The only halfway clever joke in Josh Gordon and Will Speck’s Office Christmas Party is the spectacle of watching Courtney B. Vance, playing a high-profile client who the heads of a struggling tech firm are trying to court, transform into a raucous party animal with the help of cocaine accidentally blasted toward his face. Even then, it’s only amusing because of the audience’s awareness that this is a typically buttoned-up actor swinging like Tarzan from Christmas lights and downing eggnog like a frat boy. Playing off of actors’ established brands is just about the only thing going for this all-star comedy, which essentially plays as a collision course of familiar personas.

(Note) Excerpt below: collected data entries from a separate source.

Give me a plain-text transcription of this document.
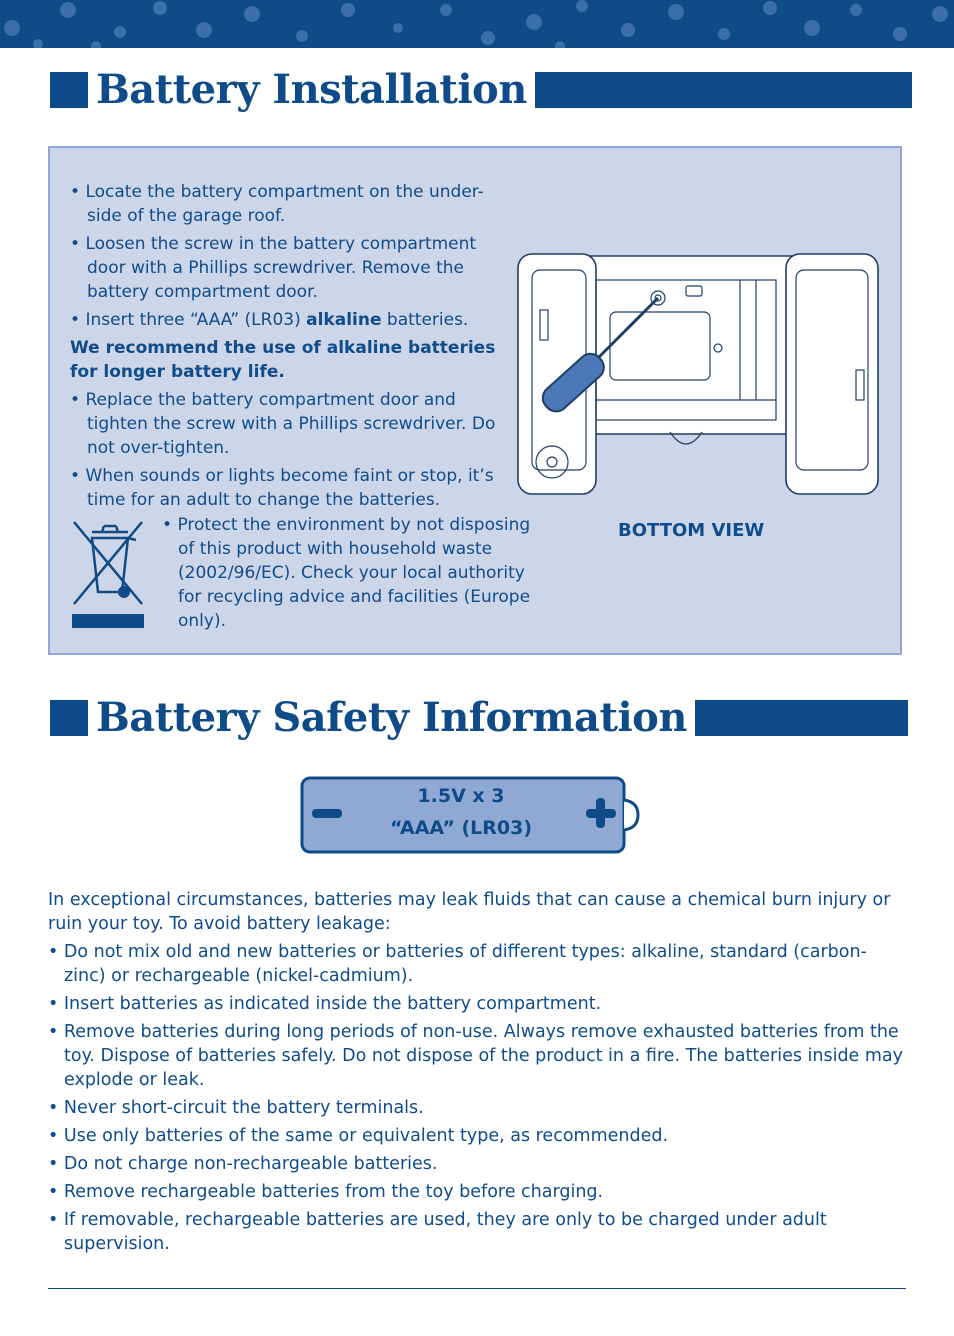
Battery Installation
• Locate the battery compartment on the under-side of the garage roof.
• Loosen the screw in the battery compartment door with a Phillips screwdriver. Remove the battery compartment door.
• Insert three “AAA” (LR03) alkaline batteries.
We recommend the use of alkaline batteries for longer battery life.
• Replace the battery compartment door and tighten the screw with a Phillips screwdriver. Do not over-tighten.
• When sounds or lights become faint or stop, it’s time for an adult to change the batteries.
• Protect the environment by not disposing of this product with household waste (2002/96/EC). Check your local authority for recycling advice and facilities (Europe only).
BOTTOM VIEW
Battery Safety Information
1.5V x 3
“AAA” (LR03)

In exceptional circumstances, batteries may leak fluids that can cause a chemical burn injury or ruin your toy. To avoid battery leakage:

• Do not mix old and new batteries or batteries of different types: alkaline, standard (carbon-zinc) or rechargeable (nickel-cadmium).
• Insert batteries as indicated inside the battery compartment.
• Remove batteries during long periods of non-use. Always remove exhausted batteries from the toy. Dispose of batteries safely. Do not dispose of the product in a fire. The batteries inside may explode or leak.
• Never short-circuit the battery terminals.
• Use only batteries of the same or equivalent type, as recommended.
• Do not charge non-rechargeable batteries.
• Remove rechargeable batteries from the toy before charging.
• If removable, rechargeable batteries are used, they are only to be charged under adult supervision.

As Josh Parker, Jason Bateman plays yet another straight man to a band of eccentrics, among them Tracey Hughes (Olivia Munn), his equally bland co-worker and possible love interest. Kate McKinnon brings her usual android-like weirdness to straight-arrow Head of Human Resources Mary Winetoss, while Rob Corddry’s aggressively in-your-face shtick as sad-sack Head of Customer Service Jeremy will be familiar to loyal Jon Stewart-era Daily Show viewers. Elsewhere, Randall Park plays a variation on his earnestly awkward Fresh Off the Boat patriarch, with the twist that his seemingly harmless character turns out to have a thing for S&M. And then there’s Jennifer Aniston, playing yet another horrible boss: Carol Vanstone, the ice-cold Zenotek CEO with lingering resentment toward her privileged slacker brother, Clay (T.J. Miller), who’s running the company’s flailing Chicago branch.
Josh Gordon and Will Speck’s Office Christmas Party generally smacks of trying too hard to earn its laughs.
The film’s barebones plot sees the folks at Zenotek trying to throw a party in a last-ditch attempt to rescue the company from financial ruin by impressing Walter Davis (Vance) with their congenial office culture. Naturally, things go disastrously awry. But as one might expect, the plot often takes a backseat to the sheer chaotic feeling of seeing all these comic actors inhabiting one enclosed space—at least until the shenanigans spill out onto the Chicago streets in the third act. This isn’t necessarily a problem in and of itself. Office Christmas Party could be considered the fast-paced comic equivalent of the disaster movies that were prolific in the 1970s, with actors brought on less to play actual people than to bring their star wattage—or, in this case, their own distinctive comic rhythms and cadences—to the melee surrounding them.
A pile-up of raunchy gags and anarchic mayhem, the film operates under the mistaken assumption that exaggerated whimsical eccentricities for their own sake, shorn of any recognizable human impulses, equals great comedy. With McKinnon laying the deadpan on a bit too thickly, Clay admitting to getting an undergraduate degree in “Canadian Television Theory with a concentration in Drake,” and Carol getting stuck in an Uber vehicle with a driver (Fortune Feimster) who goes on an unendurably long riff on the supposedly old-fashioned qualities of the name Carol, Office Christmas Party generally smacks of trying too hard to earn its laughs. Worse, the film’s attempt to wrap up all its plot and character threads in the last act never feels anything less than pro forma, since it has evinced no real interest in establishing these characters as actual flesh-and-blood people in the first place.